Like its Mountain Lion counterpart, Safari for Lion’s most obvious difference is the new Unified Smart Search Field, which combines the location bar and search bar into a single field. You can type in either a URL or a search term, in which case Safari will suggest answers based on your bookmarks and history, as well as pulling up common search queries from your search engine of choice.
Lion users also get the ability to read pages in their Reading List while offline, the ability to select the Chinese-language Baidu as their default search engine, and a Do Not Track option in the browser’s Privacy preferences. (The last is also automatically enabled when you use Private Browsing mode.) There’s also a new password pane for managing your saved website logins.
Apple’s also squashed a few bugs in the update, so the swipe-to-navigate gesture now works with PDFs, your Reading List read state is restored when you launch Safari, the user’s previous cookies are restored when Private Browsing mode is disabled without the need to relaunch the app, and full-screen video in certain webpages should now play correctly. There are also the usual assortment of security patches.
As for features not available to Lion users, there are a few—mostly dependent on systemwide improvements in Mountain Lion. For example, Lion users won’t get access to notifications from websites, the ability to use built-in sharing features, or iCloud Tabs.

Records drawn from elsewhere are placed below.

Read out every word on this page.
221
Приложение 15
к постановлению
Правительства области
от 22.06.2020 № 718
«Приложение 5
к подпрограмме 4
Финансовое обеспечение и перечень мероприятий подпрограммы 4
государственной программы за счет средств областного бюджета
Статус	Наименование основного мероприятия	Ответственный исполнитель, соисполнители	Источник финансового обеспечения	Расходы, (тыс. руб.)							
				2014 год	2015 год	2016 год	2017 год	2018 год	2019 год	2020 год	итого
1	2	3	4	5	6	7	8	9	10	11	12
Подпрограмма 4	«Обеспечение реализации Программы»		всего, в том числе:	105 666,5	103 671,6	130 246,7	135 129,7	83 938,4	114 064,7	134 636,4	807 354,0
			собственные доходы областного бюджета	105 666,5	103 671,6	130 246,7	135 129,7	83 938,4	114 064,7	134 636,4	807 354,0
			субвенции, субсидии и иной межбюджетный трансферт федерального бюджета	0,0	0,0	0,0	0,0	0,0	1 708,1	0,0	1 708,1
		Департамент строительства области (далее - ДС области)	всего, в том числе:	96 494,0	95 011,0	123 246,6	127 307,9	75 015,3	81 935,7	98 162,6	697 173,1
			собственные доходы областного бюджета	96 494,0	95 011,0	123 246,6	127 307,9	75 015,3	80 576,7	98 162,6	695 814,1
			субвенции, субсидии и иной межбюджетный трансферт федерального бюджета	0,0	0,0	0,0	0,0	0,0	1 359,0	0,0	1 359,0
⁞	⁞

Nor will they get access to the new Tab View mode.
However, Lion users should perhaps count their blessings that they received an update at all. Apple did not provide a version of Safari 6 for Windows; instead, PC users get only a Safari 5.1.7 update that fixes a couple of bugs. It’s unclear whether or not the company will release a new version of Safari for Windows; we’ve reached out to Apple for comment and will update this story if we receive further information.
Safari 6 requires Mac OS X Lion and is available via Software Update.